Il saccheggio del Centro storico. Si inizia un’altra storia.
Erano sopraelevati rispetto al castello, i palazzi dei Vischi e dei Cessa, da dove gli archibugieri turchi colpivano con facilità i sipontini assediati. Dopo il Sacco furono rasi al suolo perché avevano offerto un sostegno indiretto agli aggressori. Da allora nessuna fabbrica poteva essere più alta del castello.
Nel 1961 fu costruito a Manfredonia il primo edificio a sei piani. In seguito saranno decine e decine, in tutto il Centro storico, le abnormi sopraelevazioni e gli edifici di sei – sette piani, spesso con la simultanea demolizione di antiche e interessanti palazzine, anche con cortili annessi. Un trend che continuò fino al 1968 e in altre forme negli Settanta. Una distruzione in nome del modernismo che Manfredonia condivide con altre città italiane.
La forma urbana riconoscibile, lo schema originario che si prolungava pur con qualche variazione, è visibile fino a metà anni Settanta.
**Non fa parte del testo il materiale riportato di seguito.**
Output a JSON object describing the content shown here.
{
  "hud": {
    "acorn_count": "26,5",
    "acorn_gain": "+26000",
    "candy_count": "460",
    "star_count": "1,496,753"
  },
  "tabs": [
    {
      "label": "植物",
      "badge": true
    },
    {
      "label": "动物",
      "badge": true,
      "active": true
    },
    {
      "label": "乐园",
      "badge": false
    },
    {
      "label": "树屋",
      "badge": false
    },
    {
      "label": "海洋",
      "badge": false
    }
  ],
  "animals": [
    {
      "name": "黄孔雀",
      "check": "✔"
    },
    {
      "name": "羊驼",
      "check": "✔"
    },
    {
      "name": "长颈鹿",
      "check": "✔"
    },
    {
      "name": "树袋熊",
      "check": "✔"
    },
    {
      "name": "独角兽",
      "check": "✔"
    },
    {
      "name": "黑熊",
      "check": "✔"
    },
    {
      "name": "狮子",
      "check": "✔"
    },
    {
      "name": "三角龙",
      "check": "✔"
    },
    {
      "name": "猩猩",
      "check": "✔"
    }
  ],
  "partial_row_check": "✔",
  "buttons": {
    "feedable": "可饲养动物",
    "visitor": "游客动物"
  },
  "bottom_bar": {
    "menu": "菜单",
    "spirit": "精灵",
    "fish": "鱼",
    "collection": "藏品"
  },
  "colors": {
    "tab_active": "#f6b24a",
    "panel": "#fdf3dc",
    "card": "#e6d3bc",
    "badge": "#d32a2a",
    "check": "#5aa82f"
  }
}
Le fotografie aeree del periodo evidenziano che non ci sono periferie, ma solo un bordo urbano fatto di fichi d’india e di pezzi di campagna nei pressi dell’abitato.
Il Centro storico disegnato da Manfredi, poi ripensato e condotto a termine da Carlo d’Angiò, ha racchiuso fino al 1900 l’intera comunità. Dal XIII secolo i cronisti e i viaggiatori hanno messo in evidenza l’assoluta novità dell’impianto, le strade “larghe, diritte, ben lastricate, pulite”. Due giudizi (riportati da Leonardo Rignanese) fanno capire quello che abbiamo perso. Keppel Craven (1779 – 1851): “La strada di accesso a Manfredonia è ampia, perfettamente diritta, a cui fanno da ala degli edifici molto belli; anzi può gareggiare con qualunque città europea…”. Gregorovius nel 1874 mette in evidenza il paesaggio meridionale, grandioso e selvaggio intorno alla città, che, a parte alcuni palazzi, si compone di “piccole case intonacate di bianco con tetti piani e logge aperte, costruite in stile arabo come le si vede nei golfi di Salerno e Napoli”.
A Roma Pasquino diceva: Quod non fecerunt Barbari, fecerunt Barberini. A Manfredonia tutto è avvenuto tra gli anni Sessanta e Settanta: Insediamento Anic e devastazione del Centro storico, ed è difficile dire che cosa sia stato più grave. C’entrano gli amministratori, i politici, i tecnici, i proprietari dei suoli, i costruttori… Negli anni Sessanta e Settanta un posto in commissione edilizia vale più di un assessorato. Nascono gli studi tecnici a tre: uno iscritto al PCI, uno alla DC, uno al PSI. Un periodo che vede la città crescere, una comunità che coglie positivamente le occasioni offerte per manifestare vitalità e convivialità. Tutti, però, “distratti”.
Perché questa corsa al Centro storico, quando si potevano costruire case moderne fuori delle mura? Perché è stata condotta questa operazione speculativa sostenuta dalla borghesia cittadina? In Piazza del popolo, ad esempio, “alcuni dignitosi palazzetti hanno lasciato il posto ad anonimi condomini di sei piani, che dominano la scena di uno dei luoghi simbolo della città” (D’Ardes). Il Centro storico è il luogo dove ci sono le rappresentanze istituzionali, si concentrano e si celebrano i riti collettivi; è il luogo simbolico di appartenenza e di identità. Questa corsa all’ostentazione ha rovinato lo spazio di tutti, che proprio per questo andava conservato e salvaguardato.
“I sintomi di un malessere: la modernizzazione del centro“, è il capitolo finale dell’ultimo studio sul Centro storico. Un deficit di cultura? Di conoscenze e competenze?… Chissà! Un timore a prendere la parola e a contrastare il pensiero “dominante”? Un deficit quindi di “voce”? Oggi abbiamo nuovi strumenti: libri di fotografie e di analisi sociale, alcuni usciti negli ultimi anni. Gli autori: Leonardo Rignanese, Patrizia Resta, Antonello D’Ardes, Roberto Russo, Michele Di Lauro, Antonio Ferrara…
“Ormai è fatta, che possiamo farci?”- scrive un cittadino. Qualcosa possiamo fare: leggere, passeggiare per la città e sognare. Sogniamo in silenzio la città che poteva essere: la cinta muraria, l’espansione che risponde in maniera originale al disegno originario, la stessa varietà dei suoli (canaloni e cave) avrebbe potuto introdurre elementi positivi di diversità e consentire uno sviluppo urbanistico di grande originalità. Sogniamo ricuciture urbane, con la partecipazione dei residenti e l’ausilio di una architettura del rammendo, “umile e gentile”.